Lecture 4: R and Quarto

Nick Huntington-Klein

25 February, 2023

Tech!

  • As we go through the course, we’re going to need to kep data visualization and communication principles close at hand
  • But it’s also unavoidable that actually using them will require some technical skill on our part
  • In this class we’ll be using R
  • Specifically, the tidyverse set of packages, and Quarto
  • I don’t expect you to become R experts. You’re not learning R so much as learning dplyr and ggplot2 and some extra details

R

  • Why R instead of Python?
  • It’s good to know more than one language (nothing ever lasts!)
  • ggplot2 is a top-tier visualization package and makes it much easier to implement our principles
  • Data-cleaning is a bit more intuitive than in pandas (and faster too if you’re using data.table but we aren’t)
  • Python > R in designing software for production, or in some machine learning apps. But we aren’t doing those!

R - The Basics

  • Let’s switch over to an RStudio walkthrough. We’ll cover:
  • Getting set up
  • The RStudio window
  • Using basic R elements
  • I’ll also show you how to set up the swirl package so you can do some walkthroughs on your own

Loading in data

  • For the most part the tidyverse package will cover all our needs
  • For loading in (and saving) data, I strongly suggest the use of the rio package
  • This package is new, so you won’t find it on a lot of Google searches for “R load CSV file”
  • But it’s super easy. Doesn’t even matter what file format it is. import('filename.csv') or .Rdata or .xlsx etc. all work immediately. import_list() can import all the sheets of an Excel workbook, or a bunch of files, all at once

My Promise

  • There are many ways to do anything in R
  • But if I’ve shown it in class, almost certainly the way I’m showing it is the easiest, especially in the context of this class, as I’ve chosen stuff that makes sense for us specifically
  • Don’t make yourself work too hard!
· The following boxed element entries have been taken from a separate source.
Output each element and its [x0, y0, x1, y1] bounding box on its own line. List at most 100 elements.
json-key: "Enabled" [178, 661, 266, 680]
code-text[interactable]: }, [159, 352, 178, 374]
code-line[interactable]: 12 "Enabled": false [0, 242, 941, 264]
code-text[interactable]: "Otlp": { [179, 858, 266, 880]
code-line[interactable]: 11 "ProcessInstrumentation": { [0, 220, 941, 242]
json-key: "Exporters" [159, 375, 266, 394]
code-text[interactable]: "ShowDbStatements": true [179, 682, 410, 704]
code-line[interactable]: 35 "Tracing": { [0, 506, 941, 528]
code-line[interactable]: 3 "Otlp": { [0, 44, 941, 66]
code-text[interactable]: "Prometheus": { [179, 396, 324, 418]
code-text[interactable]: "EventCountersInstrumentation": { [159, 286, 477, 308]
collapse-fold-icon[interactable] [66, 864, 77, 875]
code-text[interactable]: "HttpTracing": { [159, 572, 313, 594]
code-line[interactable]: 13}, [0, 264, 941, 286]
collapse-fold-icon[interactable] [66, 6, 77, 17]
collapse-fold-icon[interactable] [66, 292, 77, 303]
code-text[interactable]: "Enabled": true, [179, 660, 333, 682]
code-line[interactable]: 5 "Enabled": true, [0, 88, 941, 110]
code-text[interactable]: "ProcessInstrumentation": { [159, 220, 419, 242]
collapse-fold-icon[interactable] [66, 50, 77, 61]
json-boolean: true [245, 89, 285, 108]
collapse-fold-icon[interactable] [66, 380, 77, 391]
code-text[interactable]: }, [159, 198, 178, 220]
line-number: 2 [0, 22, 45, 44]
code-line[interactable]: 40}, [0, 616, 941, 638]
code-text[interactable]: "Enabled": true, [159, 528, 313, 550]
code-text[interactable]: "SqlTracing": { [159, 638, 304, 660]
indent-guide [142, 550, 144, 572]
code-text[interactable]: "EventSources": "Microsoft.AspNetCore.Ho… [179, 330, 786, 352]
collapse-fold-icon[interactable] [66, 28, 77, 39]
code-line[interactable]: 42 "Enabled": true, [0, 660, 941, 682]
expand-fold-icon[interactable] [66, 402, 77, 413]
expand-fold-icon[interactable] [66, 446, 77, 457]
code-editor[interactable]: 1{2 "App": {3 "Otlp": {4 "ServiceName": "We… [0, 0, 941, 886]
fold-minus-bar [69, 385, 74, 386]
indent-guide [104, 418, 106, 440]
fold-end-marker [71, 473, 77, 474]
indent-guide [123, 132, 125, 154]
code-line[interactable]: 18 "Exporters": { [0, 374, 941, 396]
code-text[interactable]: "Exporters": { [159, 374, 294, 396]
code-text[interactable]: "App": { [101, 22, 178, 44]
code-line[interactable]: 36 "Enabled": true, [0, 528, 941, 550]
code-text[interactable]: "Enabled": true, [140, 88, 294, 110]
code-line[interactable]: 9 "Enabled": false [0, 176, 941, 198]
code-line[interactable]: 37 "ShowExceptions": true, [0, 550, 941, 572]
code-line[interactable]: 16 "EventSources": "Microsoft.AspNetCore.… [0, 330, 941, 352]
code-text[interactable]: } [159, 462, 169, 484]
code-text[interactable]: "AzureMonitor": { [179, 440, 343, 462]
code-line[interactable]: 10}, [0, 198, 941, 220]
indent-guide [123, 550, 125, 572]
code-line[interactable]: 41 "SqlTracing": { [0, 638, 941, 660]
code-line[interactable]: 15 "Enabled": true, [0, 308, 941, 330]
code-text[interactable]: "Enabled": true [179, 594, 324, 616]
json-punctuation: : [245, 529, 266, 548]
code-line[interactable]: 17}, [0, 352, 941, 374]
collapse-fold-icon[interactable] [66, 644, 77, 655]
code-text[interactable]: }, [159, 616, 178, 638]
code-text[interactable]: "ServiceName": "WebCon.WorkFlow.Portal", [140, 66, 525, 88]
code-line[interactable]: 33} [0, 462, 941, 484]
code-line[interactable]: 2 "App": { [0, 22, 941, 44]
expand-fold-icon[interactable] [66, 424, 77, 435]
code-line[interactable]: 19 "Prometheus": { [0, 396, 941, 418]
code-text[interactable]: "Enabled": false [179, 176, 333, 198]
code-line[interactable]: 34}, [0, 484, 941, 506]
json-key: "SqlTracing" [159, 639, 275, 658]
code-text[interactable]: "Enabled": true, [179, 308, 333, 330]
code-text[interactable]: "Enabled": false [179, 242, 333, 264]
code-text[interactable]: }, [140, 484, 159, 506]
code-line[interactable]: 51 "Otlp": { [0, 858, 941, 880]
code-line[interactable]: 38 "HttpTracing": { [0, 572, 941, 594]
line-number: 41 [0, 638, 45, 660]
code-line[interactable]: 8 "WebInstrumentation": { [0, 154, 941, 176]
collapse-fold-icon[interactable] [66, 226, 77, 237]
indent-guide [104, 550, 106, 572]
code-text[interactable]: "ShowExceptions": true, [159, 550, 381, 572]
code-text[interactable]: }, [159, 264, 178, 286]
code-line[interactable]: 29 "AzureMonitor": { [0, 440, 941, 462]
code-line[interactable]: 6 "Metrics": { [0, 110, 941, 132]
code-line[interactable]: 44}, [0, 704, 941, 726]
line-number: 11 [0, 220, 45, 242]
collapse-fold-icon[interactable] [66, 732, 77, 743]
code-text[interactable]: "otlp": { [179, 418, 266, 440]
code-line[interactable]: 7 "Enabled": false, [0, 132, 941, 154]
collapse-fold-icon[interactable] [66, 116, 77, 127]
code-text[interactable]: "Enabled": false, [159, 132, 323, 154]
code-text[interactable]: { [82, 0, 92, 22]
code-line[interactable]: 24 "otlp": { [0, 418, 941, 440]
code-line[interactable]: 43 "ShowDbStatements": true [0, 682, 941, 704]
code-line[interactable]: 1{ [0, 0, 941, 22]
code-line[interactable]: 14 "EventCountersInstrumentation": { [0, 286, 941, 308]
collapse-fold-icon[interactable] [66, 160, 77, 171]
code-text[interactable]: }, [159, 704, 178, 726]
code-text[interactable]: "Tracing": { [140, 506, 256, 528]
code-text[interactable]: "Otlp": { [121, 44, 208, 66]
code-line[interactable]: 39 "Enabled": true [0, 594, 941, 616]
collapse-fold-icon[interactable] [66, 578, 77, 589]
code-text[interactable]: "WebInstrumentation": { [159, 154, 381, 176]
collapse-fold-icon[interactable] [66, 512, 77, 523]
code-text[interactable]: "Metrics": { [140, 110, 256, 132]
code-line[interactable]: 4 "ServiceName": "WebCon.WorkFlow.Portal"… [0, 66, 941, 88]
If you’re trying to figure something out, ask “did we cover this in class?” If so, go back to this material - it will probably be less work than whatever Google solution you find
  • Like, seriously. The number of times students spend hours and hours trying to stitch together a solution from dozens of StackExchange answers, when it’s something I’ve given a one-line solution to in class, is a lot

Quarto

  • Quarto is a text and code processing system
  • Text and code in -> Formatted output out (HTML, Word, PDF, slides, books, etc.)
  • These slides are made in Quarto. I write books and papers in it too.

Markdown

  • Markdown is a “markup language” like HTML or LaTeX. All your formatting goes in as raw text, and then you run it through an interpreter to get output
  • Markdown is super super simple
  • Let’s walk through the Markdown cheatsheet
  • Note HTML code also works!

Markdown

  • Why Markdown instead of, like, Word? or JuPyteR?
  • Can be automated. Includes code and output directly in the document, including for in-line numbers
  • Much easier to share via something like, e.g., GitHub
  • Output is in standard formats like Word or HTML so they don’t need any sort of setup to see it

The YAML

  • The YAML is the set of text at the top of a Quarto that tells it how to interpret all that text. Here’s an example YAML:
---
title: "Untitled"
format: 
  html:
    embed-resources: true
    toc: true
editor: visual
---

Code Chunks

  • Include code in-line (fantastic for memos) with `r mean(1:3)` which makes 2
  • Start a new code chunk with a forward slash, /. Let’s take a look at an example Quarto doc
  • Code goes inside the chunks, writing goes outside
  • Note: want a data frame to nicely format as a table? use knitr::kable().

Code Chunks

  • Common options to set in each code chunk, or altogether in the YAML:
  • echo: Show code or not?
  • eval: Evaluate the code inside or not?
  • warning and message: Show warnings and messages from the code?
  • include: Include any output at all or not?

Common Mistakes

  • Let’s take a look at the Common Errors and Mistakes Cheatsheet
  • Common Quarto mistakes: forgetting the be sure that all the code you need to run from fresh are in the Quarto, including install.packages() (don’t do it!), working directory issues, using the “Import Data” wizard

Let’s do it

  • Make a new Quarto HTML document
  • YAML: Turn the toc on, title it and add your name
  • Make one big section and title it (#) and two small (##)
  • In the setup chunk, load the tidyverse and load data(storms)
  • Write some text in the first small one, including a link to something
  • In the second, add a code chunk that does a summary() of storms
  • Then, some more text, with an in-line text to get the mean of storms$wind.
  • Bonus: load the scales package and use number() to format the in-line text.